I host a monthly fiction challenge, and it’s amazing how often women write “I wouldn’t be able to do that” without even trying, or “Here’s my lame attempt” as a preface to a perfectly fabulous story. We humans all seem to have a heavy helping of self-doubt built into us.
Whenever we look at our dream and decide to back away from it before we even try to make it happen, we are continuing a self-defeating cycle. We need to start to question our fears and take control. Self-doubt killed more dreams than failure ever did.
Some fear is helpful, as it is a protection mechanism. However, we need to question all fear, to see if it is valid. If the fear is saying to ourselves “I won’t be any good at it so I may as well not bother”, then we need to ask “Why not? Why won’t I be able to do it?” You’d be surprised to find out you often can’t answer that. If there is no risk involved, other than ego, and no valid reason why you can’t achieve what you’re trying to do, then you need to shout down that fear and continue on your way.
For some reason, the older we get, the stronger our fear grows. I think it has sat in our ear unchallenged for so long that it has expanded beyond logical argument. We listen to what our mind says without ever questioning it but we don’t need to believe everything we think.

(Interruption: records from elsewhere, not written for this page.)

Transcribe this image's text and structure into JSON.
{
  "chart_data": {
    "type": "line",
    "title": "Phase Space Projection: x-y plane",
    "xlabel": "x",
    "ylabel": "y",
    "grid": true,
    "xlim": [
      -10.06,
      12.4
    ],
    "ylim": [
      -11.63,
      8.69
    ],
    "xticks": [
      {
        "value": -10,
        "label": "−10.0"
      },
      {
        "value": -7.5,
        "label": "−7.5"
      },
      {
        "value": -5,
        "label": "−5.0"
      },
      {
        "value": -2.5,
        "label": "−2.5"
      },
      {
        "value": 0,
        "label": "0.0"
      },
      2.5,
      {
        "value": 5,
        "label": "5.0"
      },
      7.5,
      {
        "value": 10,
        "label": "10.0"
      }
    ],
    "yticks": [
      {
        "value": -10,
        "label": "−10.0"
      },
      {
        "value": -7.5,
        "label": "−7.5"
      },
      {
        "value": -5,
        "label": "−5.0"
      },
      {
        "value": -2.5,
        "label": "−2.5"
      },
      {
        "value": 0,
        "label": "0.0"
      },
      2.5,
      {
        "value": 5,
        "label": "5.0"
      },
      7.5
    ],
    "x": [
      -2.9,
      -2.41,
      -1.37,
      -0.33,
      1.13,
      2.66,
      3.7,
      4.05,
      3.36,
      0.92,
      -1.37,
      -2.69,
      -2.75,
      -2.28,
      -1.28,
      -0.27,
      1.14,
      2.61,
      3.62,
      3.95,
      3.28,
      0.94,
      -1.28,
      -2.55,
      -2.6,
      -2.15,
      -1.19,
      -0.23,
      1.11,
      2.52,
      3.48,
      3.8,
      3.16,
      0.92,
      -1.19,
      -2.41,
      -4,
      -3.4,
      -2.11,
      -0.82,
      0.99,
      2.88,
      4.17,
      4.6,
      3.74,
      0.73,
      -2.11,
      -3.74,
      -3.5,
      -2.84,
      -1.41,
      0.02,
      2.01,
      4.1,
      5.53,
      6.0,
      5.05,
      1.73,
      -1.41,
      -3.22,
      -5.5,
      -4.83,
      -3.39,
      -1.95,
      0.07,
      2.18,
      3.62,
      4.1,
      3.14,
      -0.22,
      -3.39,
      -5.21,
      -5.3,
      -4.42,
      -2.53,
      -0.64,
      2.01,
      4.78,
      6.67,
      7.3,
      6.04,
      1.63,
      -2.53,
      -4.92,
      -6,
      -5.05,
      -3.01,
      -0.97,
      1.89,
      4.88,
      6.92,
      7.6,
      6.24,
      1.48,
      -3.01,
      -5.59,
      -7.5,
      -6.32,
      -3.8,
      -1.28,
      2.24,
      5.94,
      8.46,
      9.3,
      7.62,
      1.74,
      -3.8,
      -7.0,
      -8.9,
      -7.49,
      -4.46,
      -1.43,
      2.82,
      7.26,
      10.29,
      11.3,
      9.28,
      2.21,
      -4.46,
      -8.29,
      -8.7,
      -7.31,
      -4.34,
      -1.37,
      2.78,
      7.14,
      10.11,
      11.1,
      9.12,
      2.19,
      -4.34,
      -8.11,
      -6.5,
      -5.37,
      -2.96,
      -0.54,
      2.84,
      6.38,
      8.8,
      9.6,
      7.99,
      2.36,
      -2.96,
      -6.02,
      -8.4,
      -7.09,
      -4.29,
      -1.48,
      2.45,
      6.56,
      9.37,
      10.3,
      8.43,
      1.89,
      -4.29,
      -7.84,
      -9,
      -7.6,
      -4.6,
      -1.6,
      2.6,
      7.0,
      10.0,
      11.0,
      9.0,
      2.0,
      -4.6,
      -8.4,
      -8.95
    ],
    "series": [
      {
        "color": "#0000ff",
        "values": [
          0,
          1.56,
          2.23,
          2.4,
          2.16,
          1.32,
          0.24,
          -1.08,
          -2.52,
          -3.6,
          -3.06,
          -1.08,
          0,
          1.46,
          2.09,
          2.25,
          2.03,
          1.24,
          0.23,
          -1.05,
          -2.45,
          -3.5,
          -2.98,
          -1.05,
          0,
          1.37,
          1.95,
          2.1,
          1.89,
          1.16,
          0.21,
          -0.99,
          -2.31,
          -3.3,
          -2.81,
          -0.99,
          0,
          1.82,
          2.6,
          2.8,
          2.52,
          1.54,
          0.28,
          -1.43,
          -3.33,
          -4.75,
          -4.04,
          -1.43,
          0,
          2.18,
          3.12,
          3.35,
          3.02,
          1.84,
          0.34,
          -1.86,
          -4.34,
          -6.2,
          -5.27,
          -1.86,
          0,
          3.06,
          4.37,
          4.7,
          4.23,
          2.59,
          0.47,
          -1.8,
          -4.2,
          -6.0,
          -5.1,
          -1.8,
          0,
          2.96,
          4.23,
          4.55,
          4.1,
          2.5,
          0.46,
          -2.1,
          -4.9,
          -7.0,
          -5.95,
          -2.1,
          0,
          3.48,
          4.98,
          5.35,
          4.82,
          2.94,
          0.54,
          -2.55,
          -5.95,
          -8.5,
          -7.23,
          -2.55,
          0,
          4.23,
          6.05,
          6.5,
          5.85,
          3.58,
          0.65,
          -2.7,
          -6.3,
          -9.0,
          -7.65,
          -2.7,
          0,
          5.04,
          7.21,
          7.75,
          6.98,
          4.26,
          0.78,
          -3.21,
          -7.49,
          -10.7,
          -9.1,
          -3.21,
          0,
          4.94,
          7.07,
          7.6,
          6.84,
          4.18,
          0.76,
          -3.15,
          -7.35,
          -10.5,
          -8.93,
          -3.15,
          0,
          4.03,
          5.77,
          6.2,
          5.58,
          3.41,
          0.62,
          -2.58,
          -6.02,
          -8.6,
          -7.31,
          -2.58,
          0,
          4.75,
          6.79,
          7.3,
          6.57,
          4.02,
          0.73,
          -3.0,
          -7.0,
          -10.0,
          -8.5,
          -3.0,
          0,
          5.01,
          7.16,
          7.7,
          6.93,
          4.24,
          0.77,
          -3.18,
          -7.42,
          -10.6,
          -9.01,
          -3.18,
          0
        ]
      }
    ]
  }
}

Ultimately, if we try and fail, what harm is done? We can always just try again. And again. The power of the fear is not that we fail, but that it stops us from trying.
Remember if you can change your focus, you’ll change your life.
“Miracles start to happen when you give as much thought and energy to your dreams as you do your fears” – Unknown.
So start to think of all the reasons you can, not why you can’t. At all times, ask “Why not me?”
Great words here, thank you for the reminder - we all have the opportunity to do our best! May we always take that opportunity!
My writing group has a rule - if you rubbish your own work, you have to put some money into our tin. You can say something like - "This is the first draft and needs more work", but if you said something like, "I'm no good at poetry, but here's my poor attempt" then you'd have to put money in the tin.
It's a rule that works well, those present are careful to not bag their work and everyone has a go at our writing exercise, whether or not it's something they consider themselves to be good at.